El castillo del vampiro
Fernando Cabral.-En unos momentos en los que, a pesar de los llamamientos a la unidad con el eufemismo del aglutinamiento, el secular cainismo instalado en la izquierda es más palpable que nunca, se hace necesario una reflexión sobre de dónde vienen aquellos lodos que ahora tornan en barro en la izquierda.
La miríada de partidos y organizaciones de izquierdas existentes de ámbitos nacionales, territoriales y hasta locales están más preocupados en sobre señalar sus legítimas diferencias que aquellos aspectos troncales que los deberían verdaderamente aglutinar. La preocupación en resaltar sus diferencias y no en lo que les debería unir, configura una división identitaria propia de la “cultura online” que soslaya la solidaridad y de clase como principal valor de la izquierda. Así, pelean por ser quien es más puros de izquierdas, más feministas, más ecologistas y animalistas y hasta más nacionalistas, etc.
Para ello, sirve más que de pretexto la esencia de aquel artículo/ensayo, de lectura muy recomendable, llamado “Salir del Castillo del Vampiro” del malogrado Mark Fisher, escritor y filósofo polifacético británico muy apreciado por la juventud británica incluso después de su desgraciada muerte en 2019. Fisher también fue un crítico temprano de la «cultura de la indignación» (reconocible con facilidad en las polémicas que tienen lugar en redes sociales), entendida como la excesiva negatividad a los acontecimientos que nos rodean, es decir, la tendencia sistemática a expresar la rabia o disconformidad frente a cualquier problema de carácter social y/o político de manera impulsiva, sin hacer una reflexión del fenómeno y sin ofrecer una propuesta racional para dar una mejor solución.
En el citado ensayo, publicado en 2013, critica que la «cultura de la indignación» ha creado un espacio «desmoralizante y siniestro, donde la clase ha desaparecido, donde la solidaridad es imposible, pero la culpa y el miedo son omnipresentes». Asimismo, señala que “reduce cada problema político a una crítica de las conductas individuales en vez de tratar los asuntos políticos a través de la acción colectiva”.

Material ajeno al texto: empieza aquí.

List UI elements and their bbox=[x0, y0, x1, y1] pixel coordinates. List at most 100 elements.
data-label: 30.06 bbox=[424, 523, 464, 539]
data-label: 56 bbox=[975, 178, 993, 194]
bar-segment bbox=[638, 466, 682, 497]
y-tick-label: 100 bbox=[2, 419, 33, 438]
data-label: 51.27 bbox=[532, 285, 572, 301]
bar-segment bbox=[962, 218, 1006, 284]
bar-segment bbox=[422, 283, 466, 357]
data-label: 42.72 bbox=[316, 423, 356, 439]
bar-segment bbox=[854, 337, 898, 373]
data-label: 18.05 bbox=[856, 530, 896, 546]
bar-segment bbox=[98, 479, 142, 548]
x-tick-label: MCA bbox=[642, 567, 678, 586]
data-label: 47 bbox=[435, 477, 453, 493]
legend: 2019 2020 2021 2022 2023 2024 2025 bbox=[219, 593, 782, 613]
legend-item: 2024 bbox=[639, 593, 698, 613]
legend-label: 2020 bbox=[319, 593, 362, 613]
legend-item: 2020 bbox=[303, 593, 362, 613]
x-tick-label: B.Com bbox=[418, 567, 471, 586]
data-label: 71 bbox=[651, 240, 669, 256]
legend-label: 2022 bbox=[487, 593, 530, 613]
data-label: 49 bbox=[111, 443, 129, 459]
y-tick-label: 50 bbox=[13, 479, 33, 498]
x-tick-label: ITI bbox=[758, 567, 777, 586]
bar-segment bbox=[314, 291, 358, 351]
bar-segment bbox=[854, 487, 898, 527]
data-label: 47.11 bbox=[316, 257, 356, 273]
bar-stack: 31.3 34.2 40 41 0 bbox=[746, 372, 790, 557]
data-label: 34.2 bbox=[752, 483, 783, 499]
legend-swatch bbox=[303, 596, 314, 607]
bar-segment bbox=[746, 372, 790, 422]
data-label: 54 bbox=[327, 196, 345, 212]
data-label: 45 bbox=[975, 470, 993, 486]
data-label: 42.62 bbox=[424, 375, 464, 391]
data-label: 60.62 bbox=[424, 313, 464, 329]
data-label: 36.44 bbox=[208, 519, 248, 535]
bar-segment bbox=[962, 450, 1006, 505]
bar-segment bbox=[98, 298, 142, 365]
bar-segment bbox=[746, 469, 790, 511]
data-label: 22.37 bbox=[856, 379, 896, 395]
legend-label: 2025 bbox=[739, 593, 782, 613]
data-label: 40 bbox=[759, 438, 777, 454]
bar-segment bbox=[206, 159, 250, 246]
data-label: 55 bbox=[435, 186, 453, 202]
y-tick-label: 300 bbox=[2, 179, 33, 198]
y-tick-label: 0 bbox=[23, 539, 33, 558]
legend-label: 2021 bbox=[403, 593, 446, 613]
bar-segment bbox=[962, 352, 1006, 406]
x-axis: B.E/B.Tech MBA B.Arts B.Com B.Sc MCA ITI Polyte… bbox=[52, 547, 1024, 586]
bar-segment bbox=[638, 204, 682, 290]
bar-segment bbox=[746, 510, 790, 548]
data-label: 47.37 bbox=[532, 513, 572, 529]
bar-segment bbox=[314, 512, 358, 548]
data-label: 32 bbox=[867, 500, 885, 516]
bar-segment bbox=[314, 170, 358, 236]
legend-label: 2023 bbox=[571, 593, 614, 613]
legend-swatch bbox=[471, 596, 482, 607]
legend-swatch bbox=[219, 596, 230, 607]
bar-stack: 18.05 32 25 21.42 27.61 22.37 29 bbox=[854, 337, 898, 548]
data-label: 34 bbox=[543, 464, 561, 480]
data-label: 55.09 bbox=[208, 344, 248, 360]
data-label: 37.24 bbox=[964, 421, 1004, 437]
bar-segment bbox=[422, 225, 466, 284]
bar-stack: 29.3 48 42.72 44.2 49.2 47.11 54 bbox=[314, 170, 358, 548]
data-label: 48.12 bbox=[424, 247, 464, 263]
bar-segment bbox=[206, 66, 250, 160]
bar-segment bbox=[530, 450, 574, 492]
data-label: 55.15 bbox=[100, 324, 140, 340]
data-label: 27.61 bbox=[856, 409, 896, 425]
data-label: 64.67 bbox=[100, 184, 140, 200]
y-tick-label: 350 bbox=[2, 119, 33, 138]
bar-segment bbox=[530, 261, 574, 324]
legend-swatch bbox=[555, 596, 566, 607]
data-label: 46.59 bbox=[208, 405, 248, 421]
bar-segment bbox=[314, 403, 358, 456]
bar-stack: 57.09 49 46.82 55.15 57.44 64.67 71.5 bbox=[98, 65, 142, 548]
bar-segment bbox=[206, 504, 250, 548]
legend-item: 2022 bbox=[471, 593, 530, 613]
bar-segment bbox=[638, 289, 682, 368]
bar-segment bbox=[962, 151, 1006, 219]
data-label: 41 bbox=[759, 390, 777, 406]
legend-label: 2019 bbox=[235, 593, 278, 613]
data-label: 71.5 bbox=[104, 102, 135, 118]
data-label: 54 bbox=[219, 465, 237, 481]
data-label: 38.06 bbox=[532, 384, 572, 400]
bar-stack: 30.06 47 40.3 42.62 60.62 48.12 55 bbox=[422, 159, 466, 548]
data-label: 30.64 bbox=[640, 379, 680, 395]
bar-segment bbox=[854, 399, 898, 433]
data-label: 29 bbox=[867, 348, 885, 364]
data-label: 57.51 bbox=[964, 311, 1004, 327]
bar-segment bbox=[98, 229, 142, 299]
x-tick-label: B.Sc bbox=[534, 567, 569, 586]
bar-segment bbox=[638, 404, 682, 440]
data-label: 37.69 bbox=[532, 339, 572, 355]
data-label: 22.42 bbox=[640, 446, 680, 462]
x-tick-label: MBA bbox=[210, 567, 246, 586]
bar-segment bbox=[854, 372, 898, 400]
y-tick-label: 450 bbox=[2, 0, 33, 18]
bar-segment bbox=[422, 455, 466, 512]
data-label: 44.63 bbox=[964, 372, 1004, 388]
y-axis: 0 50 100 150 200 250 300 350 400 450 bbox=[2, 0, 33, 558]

Fisher se sirve de un elemento figurativo (el Castillo del Vampiro) como lugar de la izquierda especializado en la propagación de la culpa en el que la lucha de clase es sustituida por la defensa de los supuestos valores identitarios, ya sean racial, sexual, cultural o de cualquier otra índole asumida interesadamente con la burguesía. “…el Castillo del Vampiro utiliza una comprensión en última instancia liberal de la raza, el género, etc., para ofuscar cuando no ocultar el concepto de clase”.
El riesgo de atacar al Castillo de Vampiro es que podría parecer que uno atacara las luchas contra el racismo, el machismo, el heterosexismo (y el Castillo hará todo lo posible para reforzar esta idea). Pero en lugar de buscar un mundo en el que todos estén libres de clasificaciones identitarias, el Castillo de Vampiro busca encerrar a las personas en sus campos identitarios, donde quedarán para siempre definidas según parámetros establecidos por el poder dominante.
Hace especial mención en ese ecosistema a los que protestan contra las decisiones de las instituciones y órganos parlamentarios, pero rechazan entrar en las mismas para poder cambiar el orden las cosas.
Para Fisher se ha llegado a esta situación porque el sistema sabiamente ha sometido a la clase obrera organizada, desintegrando la conciencia de clase, subyugando agresivamente a los sindicatos al mismo tiempo que seducía a “las familias de clase obrera que trabajan” para identificarse con sus estrechos intereses en vez de los intereses más amplios de clase. Un sui generis caso de “divide y vencerás”.
Para salir del Castillo del Vampiro es necesario que la izquierda abandone la propagación de la culpa, las cacerías de brujas y las posiciones elitistas o de superioridad moral de determinados actores políticos. El drama de la izquierda es que sabe señalar culpables, pero no sabe cómo hacer conversos.
Pero ese, a pesar de todo, no es el objetivo. El objetivo no es popularizar una posición de izquierdas, o ganar a la gente y sumarla a un proyecto, sino permanecer en una posición de superioridad elitista, pero ahora a la superioridad de clase se añade, también, la superioridad moral. “¡Pero cómo te atreves a hablar! Somos nosotros quienes estamos legitimados a hablar por aquellos que sufren!”.
De forma igual de atinada, aunque más jocosa y supuestamente menos académica, lo expresaron los FRAC (Fundación de Raperos Atípicos de Cádiz) en su canción “Sin acritú, soy más comunista que tú”.
Parafraseando al filósofo y sociólogo polaco-británico, Zygmunt Bauman, la izquierda está inmersa en un proceso de “ideología líquida”, caracterizada por no mantener ningún rumbo determinado o adoptar la forma del recipiente que circunstancialmente lo contenga. Ello hace que sus propuestas cabalguen sobre una constante incertidumbre, máxime cuando aquellos postulados que se defendían como fundamentales se orillan oportunamente, dando paso a un populismo identitario, en algunos casos, con la excusa del respeto a las tradiciones históricas-culturales.